The PVC Node Daemon is the heart of the PVC system and runs on each node to manage the state of the node and its configured resources. The daemon connects directly to the Zookeeper cluster for coordination and state.

The node daemon is build using Python 3.X and is packaged in the Debian package pvc-daemon.

Configuration of the daemon is documented in the manual, however it is recommended to use the Ansible configuration interface to configure the PVC system for you from scratch.

Overall architecture

The PVC daemon is object-oriented - each cluster resource is represented by an Object, which is then present on each node in the cluster. This allows state changes to be reflected across the entire cluster should their data change.

During startup, the system scans the Zookeeper database and sets up the required objects. The database is then watched in real-time for additional changes to the database information.

Startup sequence

The daemon startup sequence is documented below. The main daemon entry-point is Daemon.py inside the pvcnoded folder, which is called from the pvcnoded.py stub file.

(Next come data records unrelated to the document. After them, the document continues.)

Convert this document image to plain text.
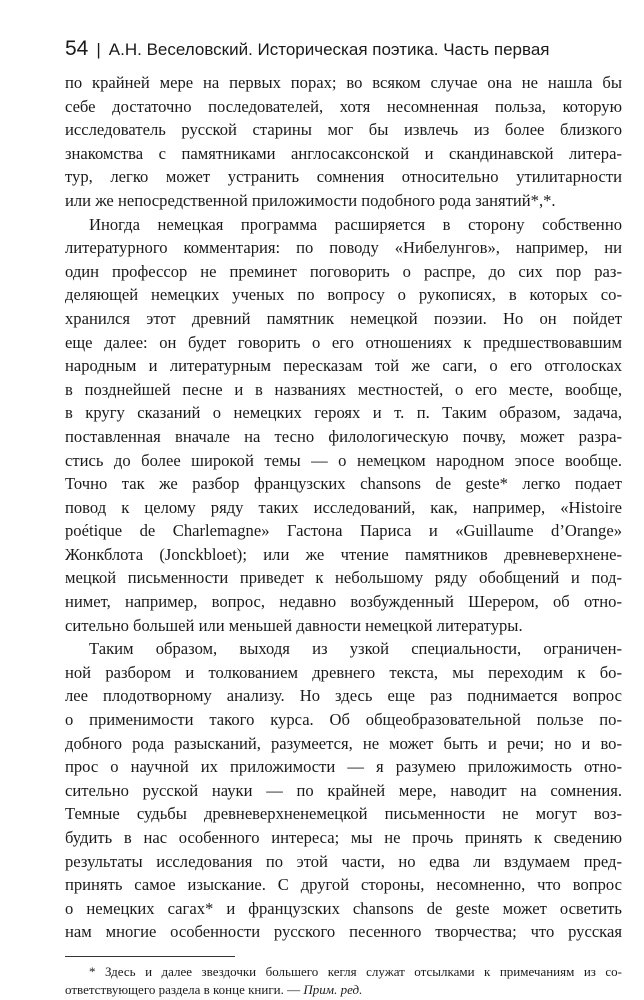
54 | А.Н. Веселовский. Историческая поэтика. Часть первая
по крайней мере на первых порах; во всяком случае она не нашла бы
себе достаточно последователей, хотя несомненная польза, которую
исследователь русской старины мог бы извлечь из более близкого
знакомства с памятниками англосаксонской и скандинавской литера-
тур, легко может устранить сомнения относительно утилитарности
или же непосредственной приложимости подобного рода занятий*,*.
Иногда немецкая программа расширяется в сторону собственно
литературного комментария: по поводу «Нибелунгов», например, ни
один профессор не преминет поговорить о распре, до сих пор раз-
деляющей немецких ученых по вопросу о рукописях, в которых со-
хранился этот древний памятник немецкой поэзии. Но он пойдет
еще далее: он будет говорить о его отношениях к предшествовавшим
народным и литературным пересказам той же саги, о его отголосках
в позднейшей песне и в названиях местностей, о его месте, вообще,
в кругу сказаний о немецких героях и т. п. Таким образом, задача,
поставленная вначале на тесно филологическую почву, может разра-
стись до более широкой темы — о немецком народном эпосе вообще.
Точно так же разбор французских chansons de geste* легко подает
повод к целому ряду таких исследований, как, например, «Histoire
poétique de Charlemagne» Гастона Париса и «Guillaume d’Orange»
Жонкблота (Jonckbloet); или же чтение памятников древневерхнене-
мецкой письменности приведет к небольшому ряду обобщений и под-
нимет, например, вопрос, недавно возбужденный Шерером, об отно-
сительно большей или меньшей давности немецкой литературы.
Таким образом, выходя из узкой специальности, ограничен-
ной разбором и толкованием древнего текста, мы переходим к бо-
лее плодотворному анализу. Но здесь еще раз поднимается вопрос
о применимости такого курса. Об общеобразовательной пользе по-
добного рода разысканий, разумеется, не может быть и речи; но и во-
прос о научной их приложимости — я разумею приложимость отно-
сительно русской науки — по крайней мере, наводит на сомнения.
Темные судьбы древневерхненемецкой письменности не могут воз-
будить в нас особенного интереса; мы не прочь принять к сведению
результаты исследования по этой части, но едва ли вздумаем пред-
принять самое изыскание. С другой стороны, несомненно, что вопрос
о немецких сагах* и французских chansons de geste может осветить
нам многие особенности русского песенного творчества; что русская
* Здесь и далее звездочки большего кегля служат отсылками к примечаниям из со-
ответствующего раздела в конце книги. — Прим. ред.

  1. The configuration is read from /etc/pvc/pvcnoded.yaml and the configuration object set up.

  2. Any required filesystem directories, mostly dynamic directories, are created.

  3. The logger is set up. If file logging is enabled, this is the state when the first log messages are written.

  4. Host networking is configured based on the pvcnoded.yaml configuration file. In a normal cluster, this is the point where the node will become reachable on the network as all networking is handled by the PVC node daemon.

  5. Sysctl tweaks are applied to the host system, to enable routing/forwarding between nodes via the host.

  6. The node determines its coordinator state and starts the required daemons if applicable. In a normal cluster, this is the point where the dependent services such as Zookeeper, FRR, and Ceph become available. After this step, the daemon waits 5 seconds before proceeding to give these daemons a chance to start up.

  7. The daemon connects to the Zookeeper cluster and starts its listener. If the Zookeeper cluster is unavailable, it will wait some time before abandoning the attempt and starting again from step 1.

  8. Termination handling/cleanup is configured.

  9. The node checks if it is already present in the Zookeeper cluster; if not, it will add itself to the database. Initial static options are also updated in the database here. The daemon state transitions from stop to init.

  10. The node checks if Libvirt is accessible.

  11. The node starts up the NFT firewall if applicable and configures the base rule-set.

  12. The node ensures that dnsmasq is stopped (legacy check, might be safe to remove eventually).

  13. The node begins setting up the object representations of resources, in order:

    a. Node entries

    b. Network entries, creating client networks and starting them as required.

    c. Domain (VM) entries, starting up the VMs as required.

    d. Ceph storage entries (OSDs, Pools, Volumes, Snapshots).

  14. The node activates its keepalived timer and begins sending keepalive updates to the cluster. The daemon state transitions from init to run and the system has started fully.